Você faz estágio de docência. Como é a recepção dos estudantes?
Faço estágio no Colégio Estadual Professora Linda Salamuni Bacila no Parque Nossa Senhora das Graças, com estudantes de 12 e 13 anos, das turmas de sétima série. No começo eles estranham. Até não sabem, mas comentami. Hoje eu me considero “passável”, no sentido de que poucos percebem que sou transexual. No início eles davam risada porque eu era a “professora da voz grossa”, e eles viam como estranho. Mas nunca me indagaram. Ano passado eu dei aula para o ensino médio. Eles olhavam, davam risadas, comentavam “é ou não é?”, mas nunca um preconceito escancarado na minha cara.
Esse ano foi criado um projeto de lei, pelo deputado federal de Fortaleza, Marcio Martins (PMN), que se refere à reserva de 2% de vagas para concursos para travestis e transexuais. Você acha que seria importante essa cota na universidade?
Cotas são sempre bem-vindas, mas acredito que não mudam para as pessoas entrarem. A maioria que hoje ingressa na faculdade tem ajuda dos pais. A gente sabe que, como estudante, é difícil seguir uma profissão sem trabalho, mas a maioria das pessoas trans, ou trabalham para sobreviver ou estudam, porque o mercado de trabalho é fechado.
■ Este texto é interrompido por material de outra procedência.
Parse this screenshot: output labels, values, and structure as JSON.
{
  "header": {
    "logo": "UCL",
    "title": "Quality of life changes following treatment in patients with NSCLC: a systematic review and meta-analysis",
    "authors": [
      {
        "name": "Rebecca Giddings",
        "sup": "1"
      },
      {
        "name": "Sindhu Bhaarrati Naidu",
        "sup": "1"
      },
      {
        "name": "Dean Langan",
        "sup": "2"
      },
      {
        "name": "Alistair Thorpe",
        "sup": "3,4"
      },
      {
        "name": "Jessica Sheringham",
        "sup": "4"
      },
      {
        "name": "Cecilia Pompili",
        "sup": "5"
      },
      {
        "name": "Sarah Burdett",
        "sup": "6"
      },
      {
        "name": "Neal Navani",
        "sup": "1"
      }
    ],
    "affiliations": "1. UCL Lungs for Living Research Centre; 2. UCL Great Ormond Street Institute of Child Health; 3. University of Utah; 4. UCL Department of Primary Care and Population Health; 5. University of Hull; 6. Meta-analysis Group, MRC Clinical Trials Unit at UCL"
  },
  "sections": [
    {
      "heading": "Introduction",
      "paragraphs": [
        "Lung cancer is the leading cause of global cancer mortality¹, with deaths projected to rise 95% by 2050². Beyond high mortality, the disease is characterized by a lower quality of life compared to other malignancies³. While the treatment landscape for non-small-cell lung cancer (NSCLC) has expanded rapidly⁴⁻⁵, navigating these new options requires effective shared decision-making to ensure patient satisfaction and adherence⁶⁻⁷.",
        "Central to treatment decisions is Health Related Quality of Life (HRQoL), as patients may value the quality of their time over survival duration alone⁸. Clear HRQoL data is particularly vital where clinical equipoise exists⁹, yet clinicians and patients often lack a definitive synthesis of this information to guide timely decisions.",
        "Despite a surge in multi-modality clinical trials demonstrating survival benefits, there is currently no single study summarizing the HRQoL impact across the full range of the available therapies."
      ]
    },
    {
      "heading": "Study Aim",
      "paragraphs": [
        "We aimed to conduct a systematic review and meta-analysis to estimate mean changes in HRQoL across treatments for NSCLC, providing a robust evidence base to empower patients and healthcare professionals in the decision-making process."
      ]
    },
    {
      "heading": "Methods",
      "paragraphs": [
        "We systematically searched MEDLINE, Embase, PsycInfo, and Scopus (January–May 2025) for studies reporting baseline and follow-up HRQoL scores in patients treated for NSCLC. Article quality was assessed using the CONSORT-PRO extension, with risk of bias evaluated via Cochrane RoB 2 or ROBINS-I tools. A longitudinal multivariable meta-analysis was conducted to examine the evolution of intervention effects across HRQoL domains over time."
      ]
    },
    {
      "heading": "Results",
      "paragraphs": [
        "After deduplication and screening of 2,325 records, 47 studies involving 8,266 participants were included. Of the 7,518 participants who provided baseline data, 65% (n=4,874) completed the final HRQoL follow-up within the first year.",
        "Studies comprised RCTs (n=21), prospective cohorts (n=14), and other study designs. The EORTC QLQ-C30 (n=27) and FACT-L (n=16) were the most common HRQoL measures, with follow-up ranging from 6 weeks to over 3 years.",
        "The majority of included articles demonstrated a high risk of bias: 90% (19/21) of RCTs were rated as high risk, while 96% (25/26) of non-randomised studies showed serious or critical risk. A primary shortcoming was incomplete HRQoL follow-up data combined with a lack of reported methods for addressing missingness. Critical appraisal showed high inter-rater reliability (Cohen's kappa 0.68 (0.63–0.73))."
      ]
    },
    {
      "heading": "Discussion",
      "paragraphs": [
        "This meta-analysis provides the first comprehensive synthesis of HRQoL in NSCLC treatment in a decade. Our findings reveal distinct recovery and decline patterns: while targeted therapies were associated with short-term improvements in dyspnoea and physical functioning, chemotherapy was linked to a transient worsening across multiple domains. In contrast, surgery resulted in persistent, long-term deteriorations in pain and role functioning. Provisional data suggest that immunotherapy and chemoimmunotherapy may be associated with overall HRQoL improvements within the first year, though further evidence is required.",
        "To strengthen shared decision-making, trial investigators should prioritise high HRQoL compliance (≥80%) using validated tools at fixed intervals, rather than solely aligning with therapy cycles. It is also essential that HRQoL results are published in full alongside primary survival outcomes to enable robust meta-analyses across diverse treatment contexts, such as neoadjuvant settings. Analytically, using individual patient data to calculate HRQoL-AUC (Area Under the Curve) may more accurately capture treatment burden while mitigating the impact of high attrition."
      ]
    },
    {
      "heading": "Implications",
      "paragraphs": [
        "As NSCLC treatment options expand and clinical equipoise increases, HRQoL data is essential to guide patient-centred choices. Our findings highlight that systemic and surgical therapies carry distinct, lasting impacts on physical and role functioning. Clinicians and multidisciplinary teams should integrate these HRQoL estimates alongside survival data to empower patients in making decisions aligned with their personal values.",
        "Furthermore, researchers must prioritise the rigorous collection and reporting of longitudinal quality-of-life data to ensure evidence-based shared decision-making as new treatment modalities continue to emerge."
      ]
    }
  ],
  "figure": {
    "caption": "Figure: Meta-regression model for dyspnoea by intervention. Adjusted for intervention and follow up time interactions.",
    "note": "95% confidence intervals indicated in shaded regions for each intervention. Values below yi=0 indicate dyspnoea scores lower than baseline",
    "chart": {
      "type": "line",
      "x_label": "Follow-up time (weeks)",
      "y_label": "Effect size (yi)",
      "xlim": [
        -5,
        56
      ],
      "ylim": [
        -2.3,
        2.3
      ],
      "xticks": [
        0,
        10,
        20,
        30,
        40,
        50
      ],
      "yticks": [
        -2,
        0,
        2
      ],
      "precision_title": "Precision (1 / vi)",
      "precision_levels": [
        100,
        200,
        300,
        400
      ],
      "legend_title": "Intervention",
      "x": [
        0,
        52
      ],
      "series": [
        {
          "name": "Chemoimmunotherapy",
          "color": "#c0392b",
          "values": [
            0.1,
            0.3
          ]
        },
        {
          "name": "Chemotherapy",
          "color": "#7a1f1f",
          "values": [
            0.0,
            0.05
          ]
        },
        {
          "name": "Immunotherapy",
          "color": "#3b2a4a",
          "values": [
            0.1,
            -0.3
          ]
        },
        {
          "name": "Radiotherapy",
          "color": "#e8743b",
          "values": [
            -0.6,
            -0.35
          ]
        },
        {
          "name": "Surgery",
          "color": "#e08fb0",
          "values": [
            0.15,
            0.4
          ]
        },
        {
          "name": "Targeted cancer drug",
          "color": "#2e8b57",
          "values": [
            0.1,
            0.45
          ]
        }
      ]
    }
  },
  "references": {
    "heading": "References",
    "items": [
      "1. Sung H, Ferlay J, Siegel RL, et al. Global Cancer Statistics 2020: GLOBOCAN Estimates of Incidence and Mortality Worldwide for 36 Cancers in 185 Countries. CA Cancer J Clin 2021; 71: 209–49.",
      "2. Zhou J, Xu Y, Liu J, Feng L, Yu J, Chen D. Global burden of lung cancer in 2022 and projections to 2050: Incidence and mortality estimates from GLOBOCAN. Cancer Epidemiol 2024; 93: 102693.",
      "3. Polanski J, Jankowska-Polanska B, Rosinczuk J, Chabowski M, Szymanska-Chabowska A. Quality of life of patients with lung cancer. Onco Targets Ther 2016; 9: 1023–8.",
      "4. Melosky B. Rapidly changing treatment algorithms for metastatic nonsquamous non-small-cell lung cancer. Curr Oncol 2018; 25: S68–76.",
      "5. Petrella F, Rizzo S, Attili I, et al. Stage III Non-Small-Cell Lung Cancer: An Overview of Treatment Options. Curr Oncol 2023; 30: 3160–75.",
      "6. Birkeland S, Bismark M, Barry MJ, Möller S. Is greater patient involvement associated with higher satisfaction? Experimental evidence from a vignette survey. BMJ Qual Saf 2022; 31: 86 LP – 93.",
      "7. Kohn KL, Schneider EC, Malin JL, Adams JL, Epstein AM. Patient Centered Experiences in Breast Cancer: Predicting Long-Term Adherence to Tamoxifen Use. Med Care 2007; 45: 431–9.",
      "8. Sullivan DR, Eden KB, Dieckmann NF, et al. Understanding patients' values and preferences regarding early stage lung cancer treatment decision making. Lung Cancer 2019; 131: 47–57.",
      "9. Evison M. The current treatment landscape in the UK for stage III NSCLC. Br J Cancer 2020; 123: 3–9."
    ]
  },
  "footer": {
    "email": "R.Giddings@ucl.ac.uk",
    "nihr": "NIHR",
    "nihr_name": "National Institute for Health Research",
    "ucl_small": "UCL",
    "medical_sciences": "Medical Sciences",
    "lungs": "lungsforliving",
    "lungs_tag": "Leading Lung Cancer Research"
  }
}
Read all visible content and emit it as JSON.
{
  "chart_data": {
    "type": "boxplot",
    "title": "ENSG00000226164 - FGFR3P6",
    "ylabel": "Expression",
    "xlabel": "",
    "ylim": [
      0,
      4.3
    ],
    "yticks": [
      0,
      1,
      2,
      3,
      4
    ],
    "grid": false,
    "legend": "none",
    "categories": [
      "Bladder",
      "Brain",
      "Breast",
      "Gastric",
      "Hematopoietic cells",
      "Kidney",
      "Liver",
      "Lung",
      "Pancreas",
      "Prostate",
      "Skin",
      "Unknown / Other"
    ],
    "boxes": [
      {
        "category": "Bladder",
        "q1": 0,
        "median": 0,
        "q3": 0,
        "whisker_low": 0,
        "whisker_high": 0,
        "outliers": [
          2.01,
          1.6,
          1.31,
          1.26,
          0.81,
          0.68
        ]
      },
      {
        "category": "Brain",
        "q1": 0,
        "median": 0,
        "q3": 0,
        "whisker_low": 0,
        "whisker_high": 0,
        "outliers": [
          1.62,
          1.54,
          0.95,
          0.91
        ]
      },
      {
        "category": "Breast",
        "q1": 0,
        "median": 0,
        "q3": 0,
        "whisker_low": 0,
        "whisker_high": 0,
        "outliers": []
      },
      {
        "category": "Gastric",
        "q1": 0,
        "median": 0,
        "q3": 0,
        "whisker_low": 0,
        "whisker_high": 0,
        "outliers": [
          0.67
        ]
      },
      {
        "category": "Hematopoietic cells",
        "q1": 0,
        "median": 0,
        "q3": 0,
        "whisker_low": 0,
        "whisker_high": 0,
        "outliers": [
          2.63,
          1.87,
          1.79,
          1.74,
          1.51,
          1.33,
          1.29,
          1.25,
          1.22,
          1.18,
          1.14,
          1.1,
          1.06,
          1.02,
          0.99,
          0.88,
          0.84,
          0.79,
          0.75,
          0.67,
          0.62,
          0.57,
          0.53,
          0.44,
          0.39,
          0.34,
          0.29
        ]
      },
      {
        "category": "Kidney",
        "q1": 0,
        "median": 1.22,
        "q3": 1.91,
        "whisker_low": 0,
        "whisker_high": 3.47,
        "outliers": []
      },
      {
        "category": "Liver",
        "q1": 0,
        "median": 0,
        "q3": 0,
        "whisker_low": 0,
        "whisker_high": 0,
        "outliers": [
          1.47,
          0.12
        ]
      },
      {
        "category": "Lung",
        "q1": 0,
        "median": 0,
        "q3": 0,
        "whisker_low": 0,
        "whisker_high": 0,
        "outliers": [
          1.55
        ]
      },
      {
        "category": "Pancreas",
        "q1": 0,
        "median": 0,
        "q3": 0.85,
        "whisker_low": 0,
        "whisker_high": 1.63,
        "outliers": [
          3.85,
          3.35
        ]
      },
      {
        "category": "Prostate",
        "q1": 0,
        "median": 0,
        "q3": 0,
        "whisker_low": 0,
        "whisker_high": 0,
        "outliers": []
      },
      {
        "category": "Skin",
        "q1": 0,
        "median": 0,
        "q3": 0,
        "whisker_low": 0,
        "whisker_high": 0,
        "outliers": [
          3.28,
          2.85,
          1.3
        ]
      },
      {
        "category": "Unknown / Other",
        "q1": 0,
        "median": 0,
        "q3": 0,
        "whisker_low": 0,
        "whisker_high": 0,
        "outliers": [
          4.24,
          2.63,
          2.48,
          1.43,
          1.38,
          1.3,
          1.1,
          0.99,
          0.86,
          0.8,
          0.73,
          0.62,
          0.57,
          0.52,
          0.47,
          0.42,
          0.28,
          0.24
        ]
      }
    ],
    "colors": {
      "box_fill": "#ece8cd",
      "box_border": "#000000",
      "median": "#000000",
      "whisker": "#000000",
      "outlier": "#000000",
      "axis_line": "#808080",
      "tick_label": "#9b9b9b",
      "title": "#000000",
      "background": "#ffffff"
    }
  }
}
Muitas meninas trans falaram para mim que não entraram na universidade por medo da exposição do nome que não pertence ao físico. Algumas delas não sabiam sobre o nome social ou sabiam que esse recurso não funciona dentro das universidades. Eu já fui da Assembleia Nacional dos Estudantes Livres (ANEL) e existe muito debate sobre isso. Já conversei com pessoas de outras universidades do Brasil e, pelo que contam, a UEPG é um dos lugares onde o nome social funciona. Aqui você tem o nome social na chamada, os professores não sabem de nada, você consegue ser bem tratada, e mesmo assim, os documentos externos da universidade todos são com o nome civil. A carteirinha que estão fazendo agora faz parte dos documentos internos, antes tinha o seu nome civil nela. Um problema ainda são as listagens que mesmo vinculadas à UEPG, como da PROEX, ainda não usam o nome social e nos deixa expostas.